Reflections on infinite bandwidth at NAB2005


Author, consultant and engineer Robert Lucky.

How would HD transmission be if the RF spectrum were infinite? What would the product of the ATSC have been if there were no restrictions on bandwidth?

What would happen to justification for government regulation of broadcast industry — especially in light of the First Amendment — if multipath and RF interference didn’t constrain the prevailing view of the spectrum as a scarce resource? How could there be broadcast licenses? What impact would that have on the business of broadcasting?

These and many other questions swirled in HDTU’s head upon entering the NAB2005 Engineering luncheon where noted engineer, consultant and author Robert Lucky was to present his keynote speech, “Is Bandwidth Infinite?”

Lucky, who has spent his career at Bell Labs and Bellcore, invented the adaptive equalizer and holds 11 patents. For more than 20 years he’s written the “Reflections” column in the IEEE Spectrum magazine and has been honored with the Marconi Prize and the IEEE Edison Medal. Although not a government official, he chairs the FCC Technical Advisory Counsil, charged with keeping the commission informed of the latest technology developments and their potential impact on spectrum usage.

This edition of HDTU breaks with the traditional Q&A form of “Sound Off” to present excerpts from Lucky’s NAB address. In the next edition, HDTU will conclude coverage of Lucky’s insights with a few more excerpts.

HDTU: Lucky on interference and regulation.

Robert Lucky: Marconi’s daughter Gioia told me several times that her father said to her that the most important day for radio was not in 1894 when he sent the first pulse, but April 15, 1912. That was the morning in the North Atlantic the Titanic sank. And because of the role of radio, both good and bad, in that Titanic tragedy Congress immediately stepped in and started regulating airwaves.

And what seemed infinite to Marconi in 1894 now looks like we’ve used it all up, there’s nothing left. But as you probably know, the fundamental conundrum of regulation is that there’s almost nothing left but almost none of it is used.

Estimates have been made that at the busiest time and the busiest place only 15 percent of it is used. So we are talking almost all gone, and the demand today is unprecedented for more spectrum, more capacity and yet there is nothing left to allocate and yet what has been allocated is sitting there unused.

HDTU: Lucky on 3-D space and spectrum.

Lucky: I heard a talk last week of a fiber-to-the-home person, and they were saying that a single fiber has multiple terahertz of spectrum available in a fiber whereas the radio spectrum is only between 50GHz and 60GHz wide.

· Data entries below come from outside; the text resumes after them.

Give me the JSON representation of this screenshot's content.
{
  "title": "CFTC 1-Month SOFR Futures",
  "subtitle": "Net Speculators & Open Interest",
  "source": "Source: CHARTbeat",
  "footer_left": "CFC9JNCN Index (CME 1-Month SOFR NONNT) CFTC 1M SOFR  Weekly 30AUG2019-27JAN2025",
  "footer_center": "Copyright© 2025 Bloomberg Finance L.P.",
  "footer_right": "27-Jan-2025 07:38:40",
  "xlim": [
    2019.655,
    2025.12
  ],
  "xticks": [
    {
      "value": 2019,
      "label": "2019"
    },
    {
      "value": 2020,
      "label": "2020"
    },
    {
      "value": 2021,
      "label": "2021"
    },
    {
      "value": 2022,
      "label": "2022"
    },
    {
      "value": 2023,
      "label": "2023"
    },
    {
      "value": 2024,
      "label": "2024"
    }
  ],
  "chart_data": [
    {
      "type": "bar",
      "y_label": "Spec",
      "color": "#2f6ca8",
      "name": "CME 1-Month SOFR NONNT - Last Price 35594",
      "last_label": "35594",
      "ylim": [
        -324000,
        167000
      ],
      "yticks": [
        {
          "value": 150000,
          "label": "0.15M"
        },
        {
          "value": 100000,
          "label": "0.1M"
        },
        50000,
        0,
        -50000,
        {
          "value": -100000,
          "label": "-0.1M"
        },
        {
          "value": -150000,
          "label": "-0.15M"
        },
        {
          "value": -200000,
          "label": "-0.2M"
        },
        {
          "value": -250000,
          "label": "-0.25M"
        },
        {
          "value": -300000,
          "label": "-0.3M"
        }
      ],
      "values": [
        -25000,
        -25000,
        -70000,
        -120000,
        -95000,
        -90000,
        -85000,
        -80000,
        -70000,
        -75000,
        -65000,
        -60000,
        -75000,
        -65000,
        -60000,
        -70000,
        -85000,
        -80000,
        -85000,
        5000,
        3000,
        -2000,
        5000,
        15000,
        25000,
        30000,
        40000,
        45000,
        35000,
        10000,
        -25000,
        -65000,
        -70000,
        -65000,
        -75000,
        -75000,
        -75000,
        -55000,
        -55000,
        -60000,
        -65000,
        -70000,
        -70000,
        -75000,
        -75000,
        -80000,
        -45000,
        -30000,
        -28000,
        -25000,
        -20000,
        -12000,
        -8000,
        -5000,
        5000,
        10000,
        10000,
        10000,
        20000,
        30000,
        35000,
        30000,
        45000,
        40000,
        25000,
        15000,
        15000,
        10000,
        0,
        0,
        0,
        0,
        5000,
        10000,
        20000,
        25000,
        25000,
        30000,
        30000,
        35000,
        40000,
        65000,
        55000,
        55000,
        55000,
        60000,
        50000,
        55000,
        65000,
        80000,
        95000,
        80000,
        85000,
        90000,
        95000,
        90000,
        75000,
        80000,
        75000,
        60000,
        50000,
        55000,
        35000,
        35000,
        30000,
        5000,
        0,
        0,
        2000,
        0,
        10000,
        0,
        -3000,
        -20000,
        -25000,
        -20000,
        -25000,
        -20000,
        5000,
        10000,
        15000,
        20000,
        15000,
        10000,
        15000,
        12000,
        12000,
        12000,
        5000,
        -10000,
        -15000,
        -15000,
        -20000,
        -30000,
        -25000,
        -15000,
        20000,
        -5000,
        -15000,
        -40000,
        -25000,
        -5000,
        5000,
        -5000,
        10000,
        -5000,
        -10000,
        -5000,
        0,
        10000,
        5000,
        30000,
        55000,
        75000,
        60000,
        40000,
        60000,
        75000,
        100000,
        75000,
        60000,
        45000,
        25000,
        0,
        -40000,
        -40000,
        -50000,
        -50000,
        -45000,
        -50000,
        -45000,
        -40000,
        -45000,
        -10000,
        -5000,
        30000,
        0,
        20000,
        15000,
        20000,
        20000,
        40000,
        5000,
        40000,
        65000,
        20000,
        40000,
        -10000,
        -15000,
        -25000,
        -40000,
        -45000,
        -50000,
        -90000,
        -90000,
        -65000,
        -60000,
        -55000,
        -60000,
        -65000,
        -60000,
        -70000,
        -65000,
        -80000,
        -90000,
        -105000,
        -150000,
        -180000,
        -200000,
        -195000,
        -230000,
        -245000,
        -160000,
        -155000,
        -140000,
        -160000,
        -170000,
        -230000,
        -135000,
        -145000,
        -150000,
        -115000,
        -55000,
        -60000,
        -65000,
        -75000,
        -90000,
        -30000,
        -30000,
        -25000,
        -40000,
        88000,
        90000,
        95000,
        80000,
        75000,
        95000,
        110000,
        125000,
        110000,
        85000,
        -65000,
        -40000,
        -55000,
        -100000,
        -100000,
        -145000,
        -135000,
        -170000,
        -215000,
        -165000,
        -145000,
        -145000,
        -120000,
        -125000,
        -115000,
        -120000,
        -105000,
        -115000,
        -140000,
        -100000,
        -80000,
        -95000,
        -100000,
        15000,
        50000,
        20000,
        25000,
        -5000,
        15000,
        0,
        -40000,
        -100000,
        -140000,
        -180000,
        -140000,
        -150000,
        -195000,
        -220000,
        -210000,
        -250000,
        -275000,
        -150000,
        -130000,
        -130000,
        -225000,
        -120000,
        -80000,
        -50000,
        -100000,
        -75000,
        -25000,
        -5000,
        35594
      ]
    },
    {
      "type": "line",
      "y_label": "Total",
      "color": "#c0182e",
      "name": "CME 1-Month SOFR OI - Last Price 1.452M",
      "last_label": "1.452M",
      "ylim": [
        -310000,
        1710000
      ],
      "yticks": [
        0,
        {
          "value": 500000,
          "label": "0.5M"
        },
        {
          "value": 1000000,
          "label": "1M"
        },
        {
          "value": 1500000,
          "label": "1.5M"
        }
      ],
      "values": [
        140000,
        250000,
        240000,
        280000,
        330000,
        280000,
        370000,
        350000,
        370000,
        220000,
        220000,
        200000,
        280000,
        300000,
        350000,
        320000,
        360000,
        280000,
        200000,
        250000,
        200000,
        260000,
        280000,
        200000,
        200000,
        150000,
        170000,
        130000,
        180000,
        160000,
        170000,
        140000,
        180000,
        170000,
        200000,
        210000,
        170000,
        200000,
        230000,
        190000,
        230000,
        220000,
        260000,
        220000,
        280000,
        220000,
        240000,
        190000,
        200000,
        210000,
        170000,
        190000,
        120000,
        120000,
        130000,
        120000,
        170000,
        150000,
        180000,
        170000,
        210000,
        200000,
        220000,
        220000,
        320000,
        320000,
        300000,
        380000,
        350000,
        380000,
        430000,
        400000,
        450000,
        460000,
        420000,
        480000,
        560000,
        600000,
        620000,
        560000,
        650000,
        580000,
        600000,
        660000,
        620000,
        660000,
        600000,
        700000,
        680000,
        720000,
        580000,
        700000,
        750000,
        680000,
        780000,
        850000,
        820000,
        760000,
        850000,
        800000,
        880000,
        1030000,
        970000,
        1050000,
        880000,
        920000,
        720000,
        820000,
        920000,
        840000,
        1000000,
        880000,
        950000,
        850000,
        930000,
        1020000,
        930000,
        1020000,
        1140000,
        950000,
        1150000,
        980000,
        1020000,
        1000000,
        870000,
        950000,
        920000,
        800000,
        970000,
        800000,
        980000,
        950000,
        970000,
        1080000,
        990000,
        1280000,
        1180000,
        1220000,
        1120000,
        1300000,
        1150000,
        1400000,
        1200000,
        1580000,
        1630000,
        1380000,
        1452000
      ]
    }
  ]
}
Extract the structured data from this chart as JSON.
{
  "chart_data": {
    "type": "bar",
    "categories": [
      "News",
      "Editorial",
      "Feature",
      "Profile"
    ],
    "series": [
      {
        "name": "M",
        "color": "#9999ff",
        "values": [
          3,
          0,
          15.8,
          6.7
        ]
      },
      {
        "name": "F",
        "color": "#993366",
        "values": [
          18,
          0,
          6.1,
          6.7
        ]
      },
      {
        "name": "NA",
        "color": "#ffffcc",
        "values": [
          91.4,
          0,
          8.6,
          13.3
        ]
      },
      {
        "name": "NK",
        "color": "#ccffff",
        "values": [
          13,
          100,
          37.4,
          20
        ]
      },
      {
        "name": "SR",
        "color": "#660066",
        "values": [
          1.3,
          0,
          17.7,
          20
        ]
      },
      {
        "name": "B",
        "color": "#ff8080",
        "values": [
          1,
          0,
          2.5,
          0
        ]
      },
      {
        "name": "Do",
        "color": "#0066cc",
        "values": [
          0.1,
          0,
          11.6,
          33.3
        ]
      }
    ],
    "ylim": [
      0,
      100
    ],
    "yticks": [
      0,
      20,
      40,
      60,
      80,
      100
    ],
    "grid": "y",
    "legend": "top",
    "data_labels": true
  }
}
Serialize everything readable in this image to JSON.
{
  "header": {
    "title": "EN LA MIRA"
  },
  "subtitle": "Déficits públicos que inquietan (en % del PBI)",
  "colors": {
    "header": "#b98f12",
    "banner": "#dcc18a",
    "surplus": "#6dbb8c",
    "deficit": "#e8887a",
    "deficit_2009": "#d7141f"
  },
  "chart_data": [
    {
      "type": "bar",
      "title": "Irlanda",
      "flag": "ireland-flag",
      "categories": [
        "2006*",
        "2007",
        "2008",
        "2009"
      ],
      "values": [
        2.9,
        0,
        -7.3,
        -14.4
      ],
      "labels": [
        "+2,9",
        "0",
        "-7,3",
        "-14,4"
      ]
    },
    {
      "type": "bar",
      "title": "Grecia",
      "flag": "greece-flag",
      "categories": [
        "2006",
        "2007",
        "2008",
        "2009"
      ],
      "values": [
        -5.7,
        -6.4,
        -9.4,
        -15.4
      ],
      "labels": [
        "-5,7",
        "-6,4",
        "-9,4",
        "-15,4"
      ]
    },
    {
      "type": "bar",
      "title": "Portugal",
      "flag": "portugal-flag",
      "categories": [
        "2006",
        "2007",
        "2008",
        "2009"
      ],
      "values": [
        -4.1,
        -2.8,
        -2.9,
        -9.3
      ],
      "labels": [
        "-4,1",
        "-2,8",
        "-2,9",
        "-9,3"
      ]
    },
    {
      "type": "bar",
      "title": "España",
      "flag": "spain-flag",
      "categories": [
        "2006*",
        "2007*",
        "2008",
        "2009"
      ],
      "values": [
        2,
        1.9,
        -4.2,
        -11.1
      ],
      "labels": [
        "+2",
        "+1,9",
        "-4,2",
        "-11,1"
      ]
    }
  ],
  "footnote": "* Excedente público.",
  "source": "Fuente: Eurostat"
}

So fiber has very much more capacity than does the radio spectrum, and I was thinking: Yeah, but the fiber is one-dimensional and radio is three-dimensional. And every path —every ray — that we would draw through space has that same 50GHz range. And there is an infinity of paths that can be drawn through space, so why isn’t the capacity of space infinite?

But you know what we do is we take a spectrum allocation chart, and we reduce this all to a big “X,” and we say that’s gone. That’s gone. Like the whole thing is gone. But yet there is all this space out there and time that’s not accounted for in a simple chart.

HDTU: Lucky on multipath and high-low.

Lucky: Now in the world I grew up in, multipath was bad. Today, multipath is good. The more you have, the better off you are because that’s just energy that you can use. It’s more good stuff. Do the processing, put it back together again, and you improve the system. The ultimate in multipath is what everybody is working on in the theoretical community and that is high-low. High-low, multiple input and multiple output.

Suppose I want to send a data stream to someone in the back of the audience. I put up an antenna, they put up an antenna, and we use the spectrum that we have to send the data stream out. Now in high low, I put up eight antennas, so I have eight antennas that I use, and this is not a phased array. I am going to send different data streams in each of these eight antennas in the same bandwidth and back there in the back of the audience you are also going to have eight antennas not pointed in any particular direction whatever, and you will receive in each of those antennas all of the eight different streams I sent out.

And I can represent the transmission between me and the back of the room by a matrix of eight by eight that says, “This is what you do to operate on signal 3 to go into antenna 4.” That kind of thing. So I take that matrix and using super computer-like processing, which we have available today, I invert the matrix. I make a diagonal matrix, and I have eight independent channels all sending different data in the same bandwidth between me and the back of the room.

And under good conditions I have eight times the capacity that I had before.